In [49]:
import pandas as pd
import numpy as np
import os
import matplotlib.pyplot as plt
import seaborn as sns
from scipy.stats import zscore
from sklearn.impute import KNNImputer
from sklearn.metrics import accuracy_score, precision_score, recall_score, f1_score, confusion_matrix, roc_auc_score
from sklearn.model_selection import train_test_split
from sklearn.ensemble import RandomForestClassifier
from sklearn.model_selection import GridSearchCV
from skopt import BayesSearchCV
from sklearn.svm import SVC
from imblearn.over_sampling import SMOTE
from sklearn.decomposition import PCA
import pickle

In [51]:
dfs_dir = "dfs"
df_names = ["normal", "minmax", "log", "zscore"]

dfs = []

for name in df_names:
    dfs.append(pd.read_csv(os.path.join(dfs_dir, f"df_{name}.csv")))
    
encoders = []
for i in range(len(df_names)):
    
    encoder_path = f"encoders/encoder_{i}.pkl"
    with open(encoder_path, 'rb') as file:  
        encoder = pickle.load(file)
        encoders.append(encoder)


In [5]:
def evaluate_model(model, X_test, y_test):
    y_pred = model.predict(X_test)
    
    metrics = {}
    
    metrics['accuracy'] = accuracy_score(y_test, y_pred)
    
    metrics['precision'] = precision_score(y_test, y_pred)  # or 'macro' for multiclass
    
    metrics['recall'] = recall_score(y_test, y_pred)  # or 'macro'
    
    metrics['f1_score'] = f1_score(y_test, y_pred)  # or 'macro'
    
    conf_matrix = confusion_matrix(y_test, y_pred)
    
    [[tn, fp], [fn, tp]] = conf_matrix
    metrics['specifity'] = tn / (tn+fp)
    
    metrics['confusion_matrix'] = conf_matrix
    
    return metrics

In [39]:
def train_model(model, X, y, test_size = 0.3, param_grid = None, n_iter = 32, cv = 5, scoring = "f1", verbose =2):
    # X = df.drop(columns=['health_ins'])
    # y = df['health_ins']
    X_train, X_test, y_train, y_test = train_test_split(X, y, test_size=test_size)

    if param_grid is None:
        # print("ok")
        model.fit(X_train, y_train)
        metrics = evaluate_model(model, X_test, y_test)

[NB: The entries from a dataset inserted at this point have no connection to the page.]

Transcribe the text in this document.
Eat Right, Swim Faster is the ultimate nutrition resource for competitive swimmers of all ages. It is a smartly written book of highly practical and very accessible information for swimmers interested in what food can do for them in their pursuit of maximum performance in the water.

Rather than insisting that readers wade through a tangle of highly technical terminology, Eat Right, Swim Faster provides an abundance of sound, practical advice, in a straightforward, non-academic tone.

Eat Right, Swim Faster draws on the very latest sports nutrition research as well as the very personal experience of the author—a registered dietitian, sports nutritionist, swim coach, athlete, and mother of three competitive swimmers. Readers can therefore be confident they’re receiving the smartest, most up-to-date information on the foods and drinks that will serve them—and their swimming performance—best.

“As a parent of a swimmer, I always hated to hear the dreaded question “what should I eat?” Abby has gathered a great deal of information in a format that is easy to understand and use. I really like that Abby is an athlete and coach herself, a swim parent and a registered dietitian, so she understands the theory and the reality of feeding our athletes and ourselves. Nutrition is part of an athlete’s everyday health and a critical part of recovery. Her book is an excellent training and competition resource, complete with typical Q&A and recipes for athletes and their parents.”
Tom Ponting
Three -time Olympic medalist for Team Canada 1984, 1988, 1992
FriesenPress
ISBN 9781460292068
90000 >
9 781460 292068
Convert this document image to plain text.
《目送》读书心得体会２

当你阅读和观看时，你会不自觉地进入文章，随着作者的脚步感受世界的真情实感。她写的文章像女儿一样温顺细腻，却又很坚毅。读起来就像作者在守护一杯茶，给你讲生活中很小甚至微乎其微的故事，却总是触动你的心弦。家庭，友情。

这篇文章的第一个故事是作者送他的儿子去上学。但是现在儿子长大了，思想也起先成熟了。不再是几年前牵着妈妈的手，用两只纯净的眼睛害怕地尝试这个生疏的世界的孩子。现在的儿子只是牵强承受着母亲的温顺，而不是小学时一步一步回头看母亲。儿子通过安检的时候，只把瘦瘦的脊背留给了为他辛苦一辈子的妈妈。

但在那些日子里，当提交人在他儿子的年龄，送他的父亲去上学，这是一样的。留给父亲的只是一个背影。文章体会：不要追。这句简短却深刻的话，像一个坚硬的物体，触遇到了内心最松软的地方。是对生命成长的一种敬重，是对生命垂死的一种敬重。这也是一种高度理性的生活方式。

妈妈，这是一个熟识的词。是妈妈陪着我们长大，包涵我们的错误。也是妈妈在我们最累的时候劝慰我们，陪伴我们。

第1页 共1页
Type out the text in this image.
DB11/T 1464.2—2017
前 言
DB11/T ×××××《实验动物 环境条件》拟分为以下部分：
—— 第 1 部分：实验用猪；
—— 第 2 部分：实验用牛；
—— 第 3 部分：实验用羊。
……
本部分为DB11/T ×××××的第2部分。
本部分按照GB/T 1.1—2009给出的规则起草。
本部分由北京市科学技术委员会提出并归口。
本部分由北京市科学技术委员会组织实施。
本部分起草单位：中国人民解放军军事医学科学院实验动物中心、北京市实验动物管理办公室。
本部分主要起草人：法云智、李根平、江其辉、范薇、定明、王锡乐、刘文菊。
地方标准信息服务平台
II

        for metric, value in metrics.items():
            print(f"{metric}: {value}")
        
        return model, metrics
    
    bayes_search = BayesSearchCV(estimator=model,search_spaces=param_grid,
                            n_iter=n_iter, cv=cv, n_jobs=-1, verbose=verbose, scoring=scoring)
    
    bayes_search.fit(X_train, y_train)
    
    best_model = bayes_search.best_estimator_
    
    metrics = evaluate_model(best_model, X_test, y_test)
    
    for metric, value in metrics.items():
        print(f"{metric}: {value}")
        
    return best_model, metrics
    

In [40]:
def find_best_features_random_forest(df, param_grid= None, scoring="f1"):
    X = df.drop(columns=['health_ins'])
    y = df['health_ins']
    # X_train, X_test, y_train, y_test = train_test_split(X, y, test_size=0.3)
    
    rfc_model = RandomForestClassifier()  # You can adjust n_estimators

    rfc_model, rfc_metrics = train_model(model = rfc_model, X = X , y = y, param_grid = param_grid, scoring = scoring)
        
        
    importance = rfc_model.feature_importances_

    features = X.columns
    
    
    pair_features_scores = dict()

    for i,v in enumerate(importance):
     pair_features_scores[features[i]] = v
     
    final_features = [(key, value) for key, value in pair_features_scores.items() if value >= 0.025]
    
    return final_features

In [44]:
def find_best_features_pca(df, n_components):
    X = df.drop(columns=['health_ins'])
    y = df['health_ins']
    
    
    pca = PCA(n_components=n_components)
    
    pca_names = [f"PCA{i}" for i in range(n_components)]
    
    principal_components = pca.fit_transform(X)
    
    pca_df = pd.DataFrame(data=principal_components, columns=pca_names)
    
    new_df = pd.concat([pca_df, y], axis=1)
    
    return new_df

In [45]:
def apply_smote(df, test_size=0.3):
    
    sm = SMOTE()
    X = df.drop(columns=['health_ins'])
    y = df['health_ins']
    
    X_sm, y_sm = sm.fit_resample(X, y)
    return X_sm, y_sm
    
    

# First Dataset


In [46]:
new_df_0 = find_best_features_pca(dfs[0], 7)
new_df_0.head()

Unnamed: 0,PCA0,PCA1,PCA2,PCA3,PCA4,PCA5,PCA6,health_ins
0,-20633.575991,-2224.764775,167.31417,-0.4971,-2.463672,-0.025793,0.982364,True
1,-19433.590909,-2225.423261,-42.791875,2.50537,-2.427333,0.386913,-0.534436,True
2,-21633.587302,-2223.574189,-2.597009,-0.507951,0.45308,-1.324238,-0.482524,True
3,-4863.588251,-2238.384712,76.212905,-1.501036,-1.108795,-0.768835,-0.668115,True
4,-3633.596981,-2239.236848,-43.901306,-1.500479,-0.550156,1.058972,0.785114,True


## Apply SMOTE

In [47]:
X_sm, y_sm = apply_smote(new_df_0)

## Train forest

In [48]:
rfc_model = RandomForestClassifier(n_estimators=100)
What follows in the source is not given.